Бийл внезапно встал.
– Одну минуту, я сейчас вернусь, – пробормотал он. – Сидите, не вставайте. – Поднимаясь, он стукнулся о стол, опять с размаху сел на мягкое сиденье, снова встал, неторопливо выбрался из-за стола и пошел, ступая медленно и осторожно. Пройдя два-три шага, он обернулся.
– Понадобилось выйти, – объяснил он, напряженно глядя на Педерсона. Он прошел еще два шага и опять обернулся. – Закажите мне еще виски, – сказал он и очень осторожно, скорее старческой, чем пьяной походкой вышел из бара.

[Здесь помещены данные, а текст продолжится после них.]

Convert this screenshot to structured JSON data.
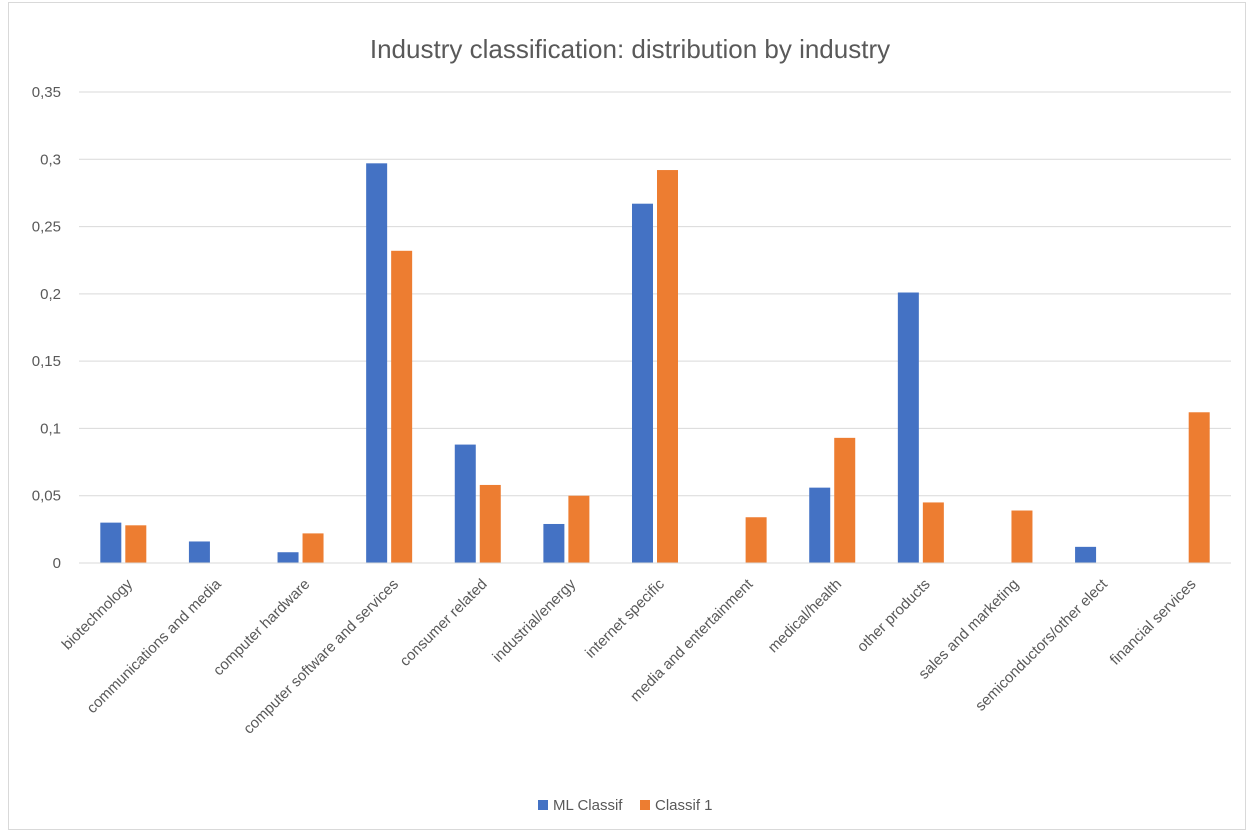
{
  "chart_data": {
    "type": "bar",
    "title": "Industry classification: distribution by industry",
    "categories": [
      "biotechnology",
      "communications and media",
      "computer hardware",
      "computer software and services",
      "consumer related",
      "industrial/energy",
      "internet specific",
      "media and entertainment",
      "medical/health",
      "other products",
      "sales and marketing",
      "semiconductors/other elect",
      "financial services"
    ],
    "series": [
      {
        "name": "ML Classif",
        "color": "#4472c4",
        "values": [
          0.03,
          0.016,
          0.008,
          0.297,
          0.088,
          0.029,
          0.267,
          0,
          0.056,
          0.201,
          0,
          0.012,
          0
        ]
      },
      {
        "name": "Classif 1",
        "color": "#ed7d31",
        "values": [
          0.028,
          0,
          0.022,
          0.232,
          0.058,
          0.05,
          0.292,
          0.034,
          0.093,
          0.045,
          0.039,
          0,
          0.112
        ]
      }
    ],
    "ylim": [
      0,
      0.35
    ],
    "yticks": [
      "0",
      "0,05",
      "0,1",
      "0,15",
      "0,2",
      "0,25",
      "0,3",
      "0,35"
    ],
    "ytick_values": [
      0,
      0.05,
      0.1,
      0.15,
      0.2,
      0.25,
      0.3,
      0.35
    ],
    "grid": true,
    "legend_position": "bottom"
  }
}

Через десять минут Педерсон отправился искать Бийла. Его не оказалось ни в мужской комнате, ни поблизости. Телефон в его номере не отвечал. Бийл исчез. Педерсон досадовал, злился, но вместе с тем испытывал облегчение. Ему захотелось уехать как можно скорее, а сейчас это можно было сделать не прощаясь, без длинных, вымученных разговоров. Он вернулся в бар, заплатил за выпитые им три бокала виски и написал фамилию Бийла на счете за его обед и виски. Затем он вышел из гостиницы и, ускоряя шаги, направился за угол, к стоянке машин. Он вывел свою машину, постарался проехать как можно быстрее через центр города и, приближаясь к окраине, все прибавлял скорость; когда он проехал метров сто по длинному холму, откуда начиналась дорога на Лос-Аламос, спидометр показывал семьдесят миль.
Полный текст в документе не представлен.